Namun, kaum raksasa itu tetap menuntut, menggapai langit dari puncak gunung. Akhirnya, agar manusia tahu diri, Tuhan memutuskan untuk mengecilkan tubuhnya. Sejak itu, hidup manusia menjadi jauh lebih berat. Saya memberi tahu Torcida bahwa cerita rakyat ini dan pelajaran moral yang terkandung di dalamnya terdengar mirip dengan sebagian isi Perjanjian Lama.
Gorongosa jelas pernah terdepak dari surga. Tiga tahun setelah Mozambik merdeka dari Portugal pada 1975, perang saudara pecah yang berlangsung selama 17 tahun. Taman ini, yang didirikan oleh pemerintah kolonial pada 1960, menjadi medan pertempuran. Kantor pusat dan fasilitas wisatanya luluh lantak.

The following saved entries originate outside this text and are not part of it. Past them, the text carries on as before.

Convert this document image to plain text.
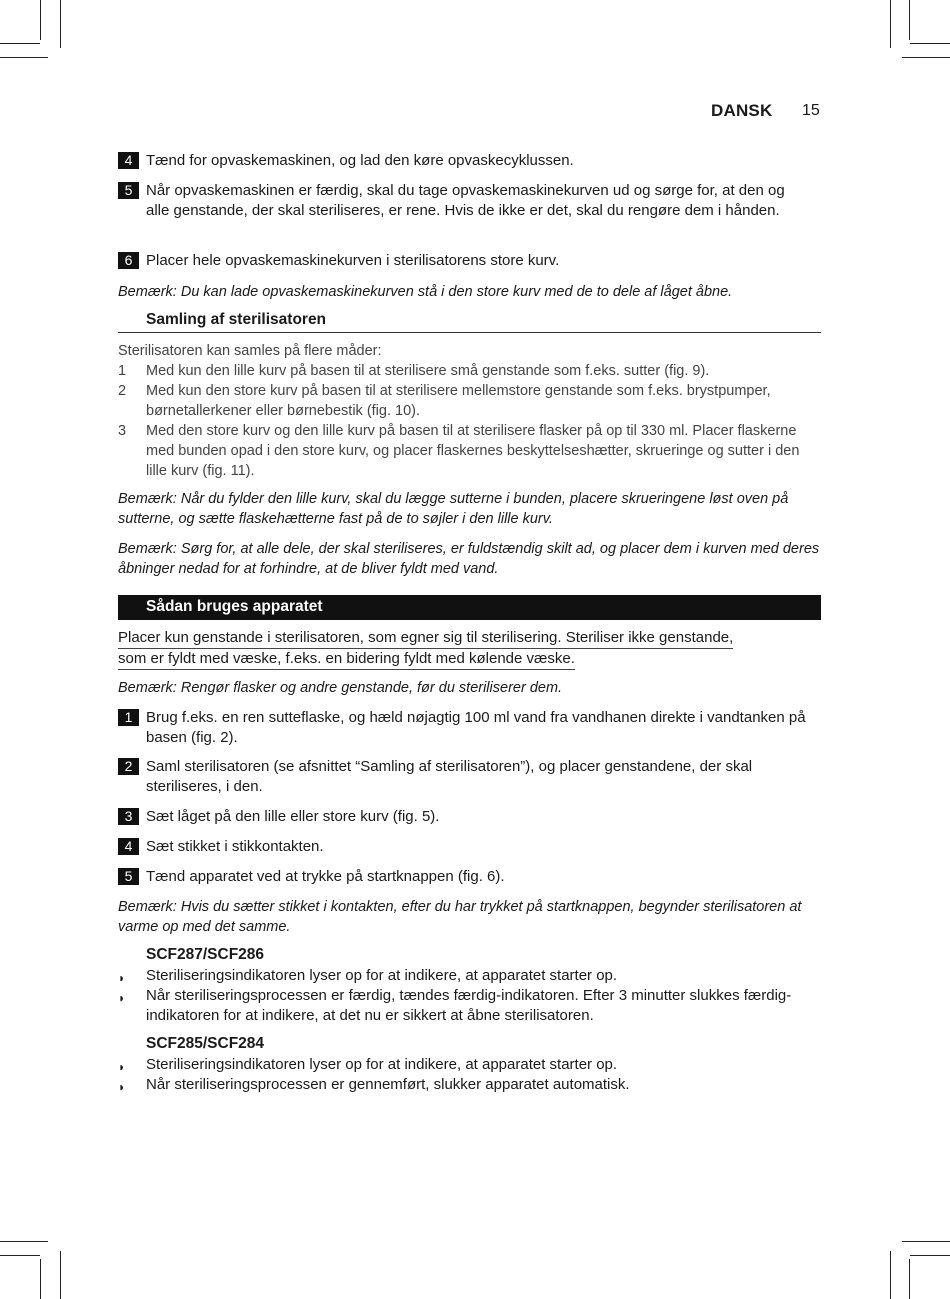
DANSK 15
4 Tænd for opvaskemaskinen, og lad den køre opvaskecyklussen.
5 Når opvaskemaskinen er færdig, skal du tage opvaskemaskinekurven ud og sørge for, at den og alle genstande, der skal steriliseres, er rene. Hvis de ikke er det, skal du rengøre dem i hånden.
6 Placer hele opvaskemaskinekurven i sterilisatorens store kurv.
Bemærk: Du kan lade opvaskemaskinekurven stå i den store kurv med de to dele af låget åbne.
Samling af sterilisatoren
Sterilisatoren kan samles på flere måder:
1 Med kun den lille kurv på basen til at sterilisere små genstande som f.eks. sutter (fig. 9).
2 Med kun den store kurv på basen til at sterilisere mellemstore genstande som f.eks. brystpumper, børnetallerkener eller børnebestik (fig. 10).
3 Med den store kurv og den lille kurv på basen til at sterilisere flasker på op til 330 ml. Placer flaskerne med bunden opad i den store kurv, og placer flaskernes beskyttelseshætter, skrueringe og sutter i den lille kurv (fig. 11).
Bemærk: Når du fylder den lille kurv, skal du lægge sutterne i bunden, placere skrueringene løst oven på sutterne, og sætte flaskehætterne fast på de to søjler i den lille kurv.
Bemærk: Sørg for, at alle dele, der skal steriliseres, er fuldstændig skilt ad, og placer dem i kurven med deres åbninger nedad for at forhindre, at de bliver fyldt med vand.
Sådan bruges apparatet
Placer kun genstande i sterilisatoren, som egner sig til sterilisering. Steriliser ikke genstande,
som er fyldt med væske, f.eks. en bidering fyldt med kølende væske.
Bemærk: Rengør flasker og andre genstande, før du steriliserer dem.
1 Brug f.eks. en ren sutteflaske, og hæld nøjagtig 100 ml vand fra vandhanen direkte i vandtanken på basen (fig. 2).
2 Saml sterilisatoren (se afsnittet “Samling af sterilisatoren”), og placer genstandene, der skal steriliseres, i den.
3 Sæt låget på den lille eller store kurv (fig. 5).
4 Sæt stikket i stikkontakten.
5 Tænd apparatet ved at trykke på startknappen (fig. 6).
Bemærk: Hvis du sætter stikket i kontakten, efter du har trykket på startknappen, begynder sterilisatoren at varme op med det samme.
SCF287/SCF286
◗ Steriliseringsindikatoren lyser op for at indikere, at apparatet starter op.
◗ Når steriliseringsprocessen er færdig, tændes færdig-indikatoren. Efter 3 minutter slukkes færdig-indikatoren for at indikere, at det nu er sikkert at åbne sterilisatoren.
SCF285/SCF284
◗ Steriliseringsindikatoren lyser op for at indikere, at apparatet starter op.
◗ Når steriliseringsprocessen er gennemført, slukker apparatet automatisk.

Tentara yang berkeliaran, membantai banyak hewan besar. Setelah perjanjian damai ditandatangani, tetapi sebelum ketertiban dapat dipulihkan, pemburu komersial membunuh hewan dalam jumlah lebih besar dan menjual dagingnya di pasar-pasar. Pada akhirnya, hampir semua spesies hewan besar punah atau nyaris punah. Hanya buaya—yang cepat menyelamatkan diri dengan meluncur dari tepi berlumpur ke dalam sungai—yang berhasil lolos dengan korban kecil.
Punahnya hewan besar memiliki konsekuensi lingkungan yang serius. Di tempat yang tidak lagi dirumputi kawanan zebra, rumput dan semak berkayu semakin rimbun, dan ancaman kebakaran hutan akibat sambaran petir kian besar.
Tanpa gajah yang merobohkan pepohonan guna meraih daun di cabangnya, sebagian hutan semakin lebat. Dengan semakin langkanya buntang dan tahi hewan besar, populasi beberapa pemakan bangkai dan kotoran juga merosot tajam.